Depuis quelques années, les heureux contribuables peuvent déclarer leur impôt sur le revenu en ligne. On ne peut que saluer cette modernisation, que seul le Syndical National Unifié des Impôts regrette, témoignant ainsi de la persistance du Luddisme en France. C'est néanmoins l'occasion de souligner les différences entre pays.
L'auteur de ces lignes, dont les affaires sont un peu compliquées, a aujourd'hui fait sa déclaration aux Etats-Unis et essayé de la faire en France. Aux Etats-Unis, sur le site de l'Internal Revenue Service, surprise : l'IRS n'offre pas la possibilité de déclarer sur Internet ! En fait, un peu plus d'attention montre que l'IRS propose le service FreeFile. Une vingtaine d'entreprises privées proposent aux contribuables d'utiliser leurs sites Web gratuitement pour déclarer leurs impôts fédéraux, et transmettent le résultat à l'IRS. L'intérêt pour le gouvenement est clair, comme le site nous le dit :
The government believes a partnership with private industry will: provide taxpayers with higher quality services by using the existing expertise of the private sector; maximize consumer choice; promote competition within the marketplace; and meet objectives in the least costly manner to taxpayers.
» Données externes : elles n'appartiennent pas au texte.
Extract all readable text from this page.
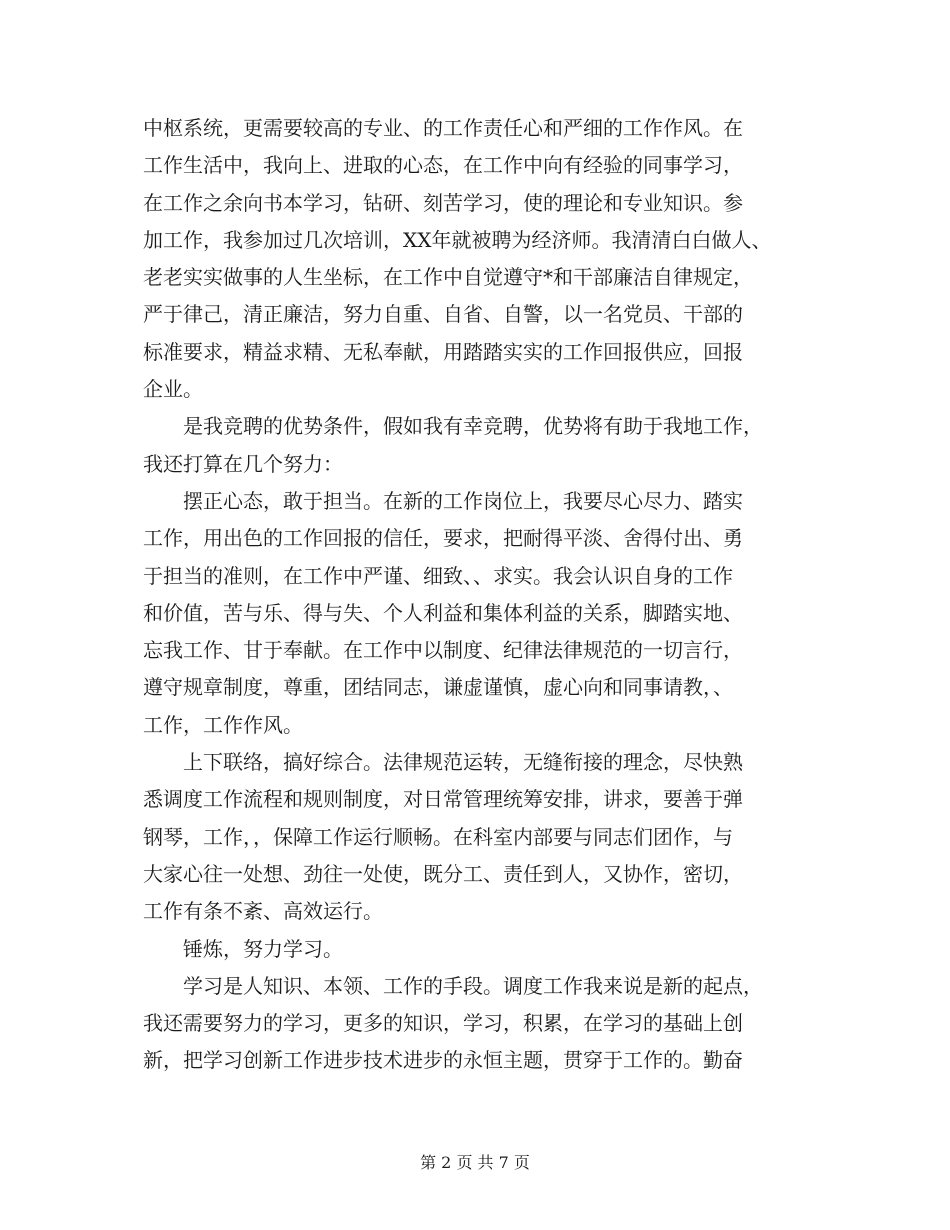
中枢系统，更需要较高的专业、的工作责任心和严细的工作作风。在
工作生活中，我向上、进取的心态，在工作中向有经验的同事学习，
在工作之余向书本学习，钻研、刻苦学习，使的理论和专业知识。参
加工作，我参加过几次培训，XX年就被聘为经济师。我清清白白做人、
老老实实做事的人生坐标，在工作中自觉遵守*和干部廉洁自律规定，
严于律己，清正廉洁，努力自重、自省、自警，以一名党员、干部的
标准要求，精益求精、无私奉献，用踏踏实实的工作回报供应，回报
企业。
是我竞聘的优势条件，假如我有幸竞聘，优势将有助于我地工作，
我还打算在几个努力：
摆正心态，敢于担当。在新的工作岗位上，我要尽心尽力、踏实
工作，用出色的工作回报的信任，要求，把耐得平淡、舍得付出、勇
于担当的准则，在工作中严谨、细致、、求实。我会认识自身的工作
和价值，苦与乐、得与失、个人利益和集体利益的关系，脚踏实地、
忘我工作、甘于奉献。在工作中以制度、纪律法律规范的一切言行，
遵守规章制度，尊重，团结同志，谦虚谨慎，虚心向和同事请教，、
工作，工作作风。
上下联络，搞好综合。法律规范运转，无缝衔接的理念，尽快熟
悉调度工作流程和规则制度，对日常管理统筹安排，讲求，要善于弹
钢琴，工作，，保障工作运行顺畅。在科室内部要与同志们团作，与
大家心往一处想、劲往一处使，既分工、责任到人，又协作，密切，
工作有条不紊、高效运行。
锤炼，努力学习。
学习是人知识、本领、工作的手段。调度工作我来说是新的起点，
我还需要努力的学习，更多的知识，学习，积累，在学习的基础上创
新，把学习创新工作进步技术进步的永恒主题，贯穿于工作的。勤奋
第 2 页 共 7 页
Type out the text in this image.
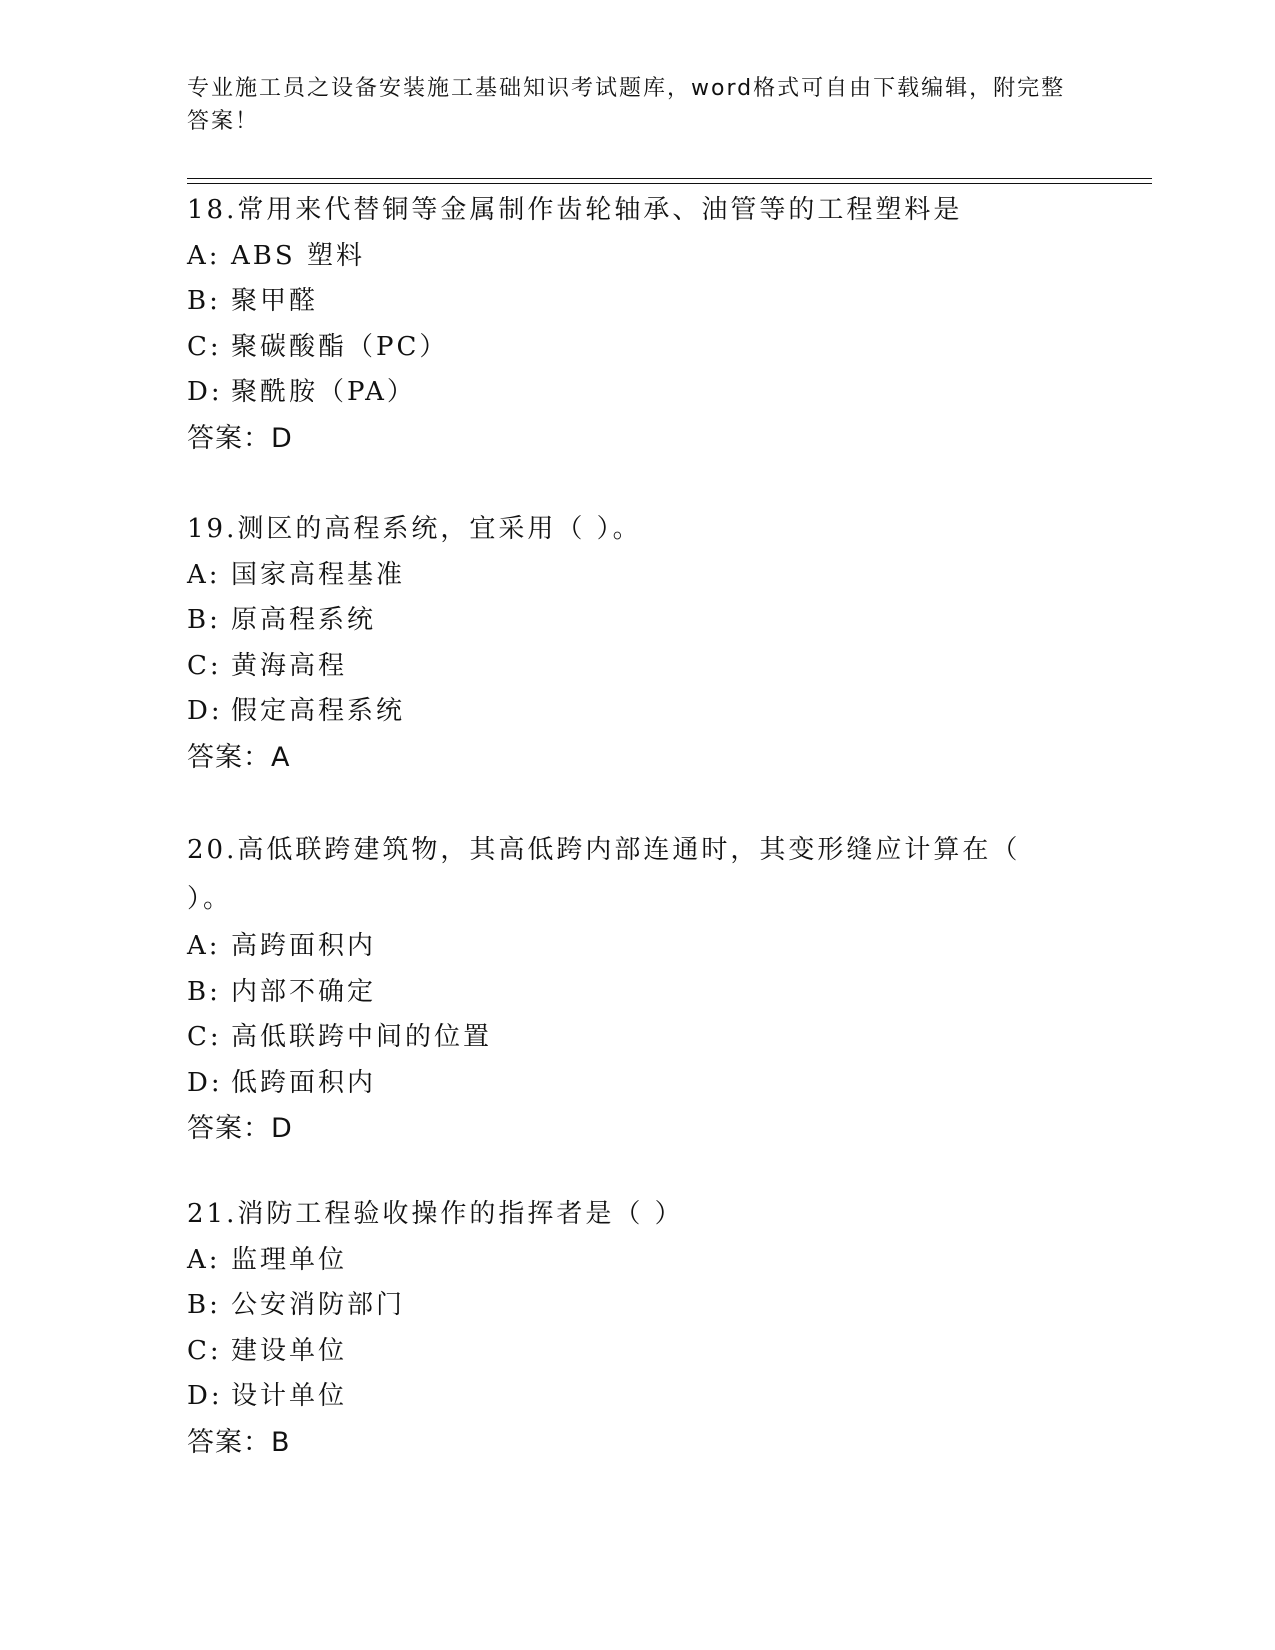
专业施工员之设备安装施工基础知识考试题库，word格式可自由下载编辑，附完整答案！
18.常用来代替铜等金属制作齿轮轴承、油管等的工程塑料是
A: ABS 塑料
B: 聚甲醛
C: 聚碳酸酯（PC）
D: 聚酰胺（PA）
答案：D
19.测区的高程系统，宜采用（ ）。
A: 国家高程基准
B: 原高程系统
C: 黄海高程
D: 假定高程系统
答案：A
20.高低联跨建筑物，其高低跨内部连通时，其变形缝应计算在（ ）。
A: 高跨面积内
B: 内部不确定
C: 高低联跨中间的位置
D: 低跨面积内
答案：D
21.消防工程验收操作的指挥者是（ ）
A: 监理单位
B: 公安消防部门
C: 建设单位
D: 设计单位
答案：B
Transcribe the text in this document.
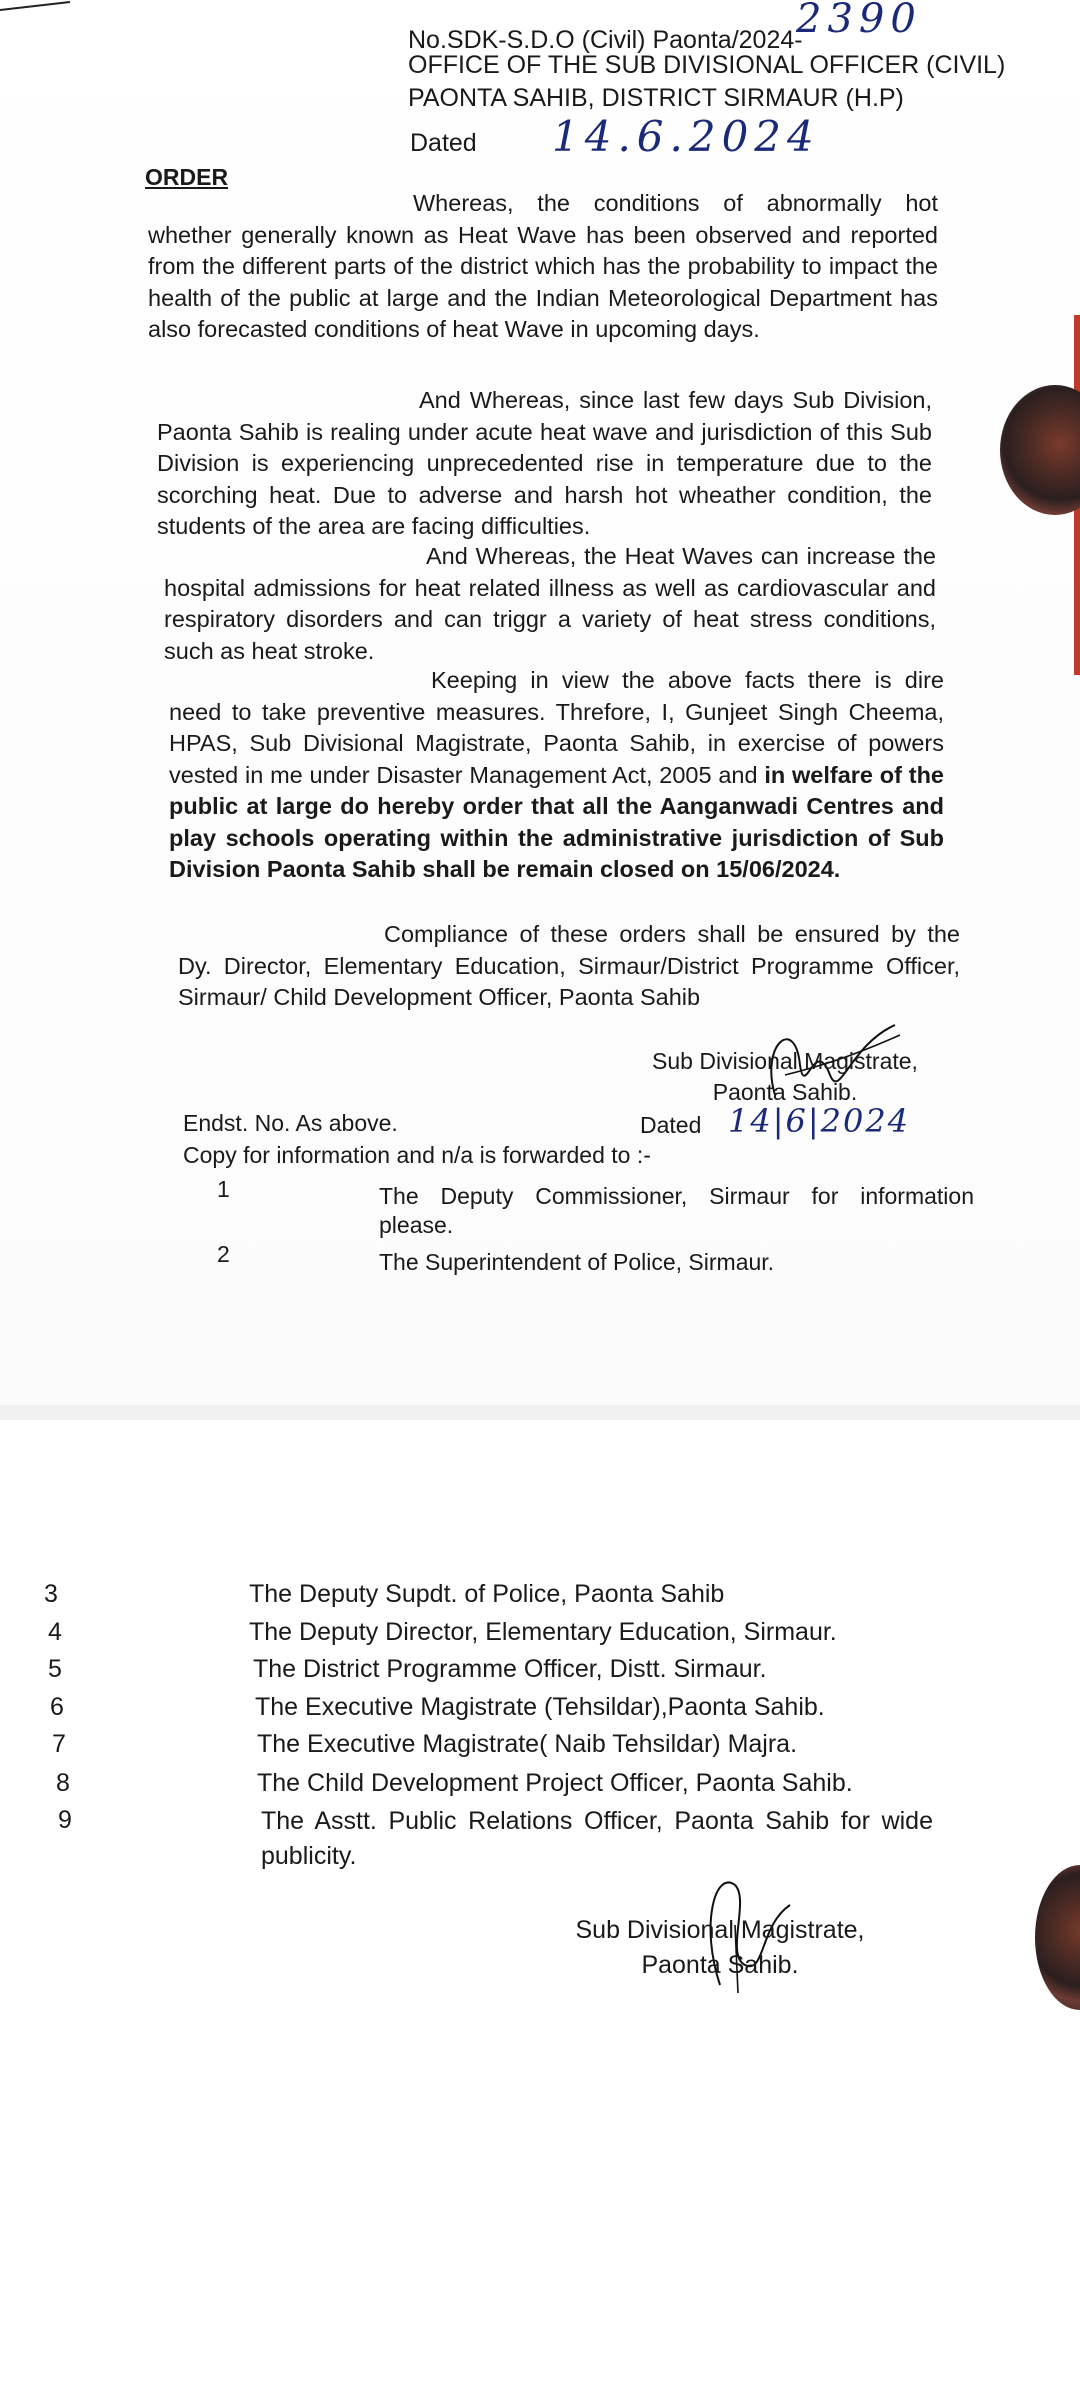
No.SDK-S.D.O (Civil) Paonta/2024-
2390
OFFICE OF THE SUB DIVISIONAL OFFICER (CIVIL)
PAONTA SAHIB, DISTRICT SIRMAUR (H.P)
Dated 14.6.2024
ORDER
Whereas, the conditions of abnormally hot whether generally known as Heat Wave has been observed and reported from the different parts of the district which has the probability to impact the health of the public at large and the Indian Meteorological Department has also forecasted conditions of heat Wave in upcoming days.
And Whereas, since last few days Sub Division, Paonta Sahib is realing under acute heat wave and jurisdiction of this Sub Division is experiencing unprecedented rise in temperature due to the scorching heat. Due to adverse and harsh hot wheather condition, the students of the area are facing difficulties.
And Whereas, the Heat Waves can increase the hospital admissions for heat related illness as well as cardiovascular and respiratory disorders and can triggr a variety of heat stress conditions, such as heat stroke.
Keeping in view the above facts there is dire need to take preventive measures. Threfore, I, Gunjeet Singh Cheema, HPAS, Sub Divisional Magistrate, Paonta Sahib, in exercise of powers vested in me under Disaster Management Act, 2005 and in welfare of the public at large do hereby order that all the Aanganwadi Centres and play schools operating within the administrative jurisdiction of Sub Division Paonta Sahib shall be remain closed on 15/06/2024.
Compliance of these orders shall be ensured by the Dy. Director, Elementary Education, Sirmaur/District Programme Officer, Sirmaur/ Child Development Officer, Paonta Sahib
Sub Divisional Magistrate,
Paonta Sahib.
Endst. No. As above.	Dated 14|6|2024
Copy for information and n/a is forwarded to :-
1	The Deputy Commissioner, Sirmaur for information please.
2	The Superintendent of Police, Sirmaur.
3	The Deputy Supdt. of Police, Paonta Sahib
4	The Deputy Director, Elementary Education, Sirmaur.
5	The District Programme Officer, Distt. Sirmaur.
6	The Executive Magistrate (Tehsildar),Paonta Sahib.
7	The Executive Magistrate( Naib Tehsildar) Majra.
8	The Child Development Project Officer, Paonta Sahib.
9	The Asstt. Public Relations Officer, Paonta Sahib for wide publicity.
Sub Divisional Magistrate,
Paonta Sahib.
Les entreprises, elles, espèrent faire plus que couvrir le coût de ce service en proposant la déclaration de l'impôt sur le revenu dû à l'état (New York dans mon cas), et en attirant les contribuables vers d'autres services payants. J'ai ainsi déclaré mon impôt sur le revenu au gouvernement fédéral, à l'état et à la ville de New York pour la modique somme de 9,95 dollars.
Qu'en est-il en France ? Fidèle à notre tradition, le Ministère des Finances a lui-même construit son site. Premier effet indésirable : comme c'est gratuit (et même subventionné à hauteur de 20 euros), il y a ce que nous autres économistes appelons un effet d'éviction : on voit mal une entreprise privée se présenter sur ce marché... Deuxième effet : si ce site ne marche pas, pas de site de rechange. C'est très exactement ce qui m'est arrivé, puisque j'ai obtenu ce message :
Déclaration en ligne : Vous êtes actuellement très nombreux à vouloir déclarer en ligne, ce qui occasionne des délais d'attente. Nous vous invitons à vous reconnecter ultérieurement.
Rien d'inattendu, pour un économiste tout au moins : le monopole bureaucratique conduit habituellement au rationnement. Dernier effet : le coût de ce genre de situation de blocage n'est pas internalisé par la Direction Générale des Impôts, alors qu'une entreprise privée qui fournirait un service aussi intermittent perdrait des clients. C'est d'ailleurs probablement la raison pour laquelle j'ai reçu ce message décourageant.
"Mais c'est un service public...", me dira-t-on. Je n'ai jamais très bien compris ce qu'est un service public ; je vois bien qu'il est souhaitable que certaines activités soient entreprises par l'Etat, mais je ne crois pas que la déclaration d'impôt en ligne en fasse partie. Si un lecteur voit un bon argument en sens contraire, je serais heureux de le connaître.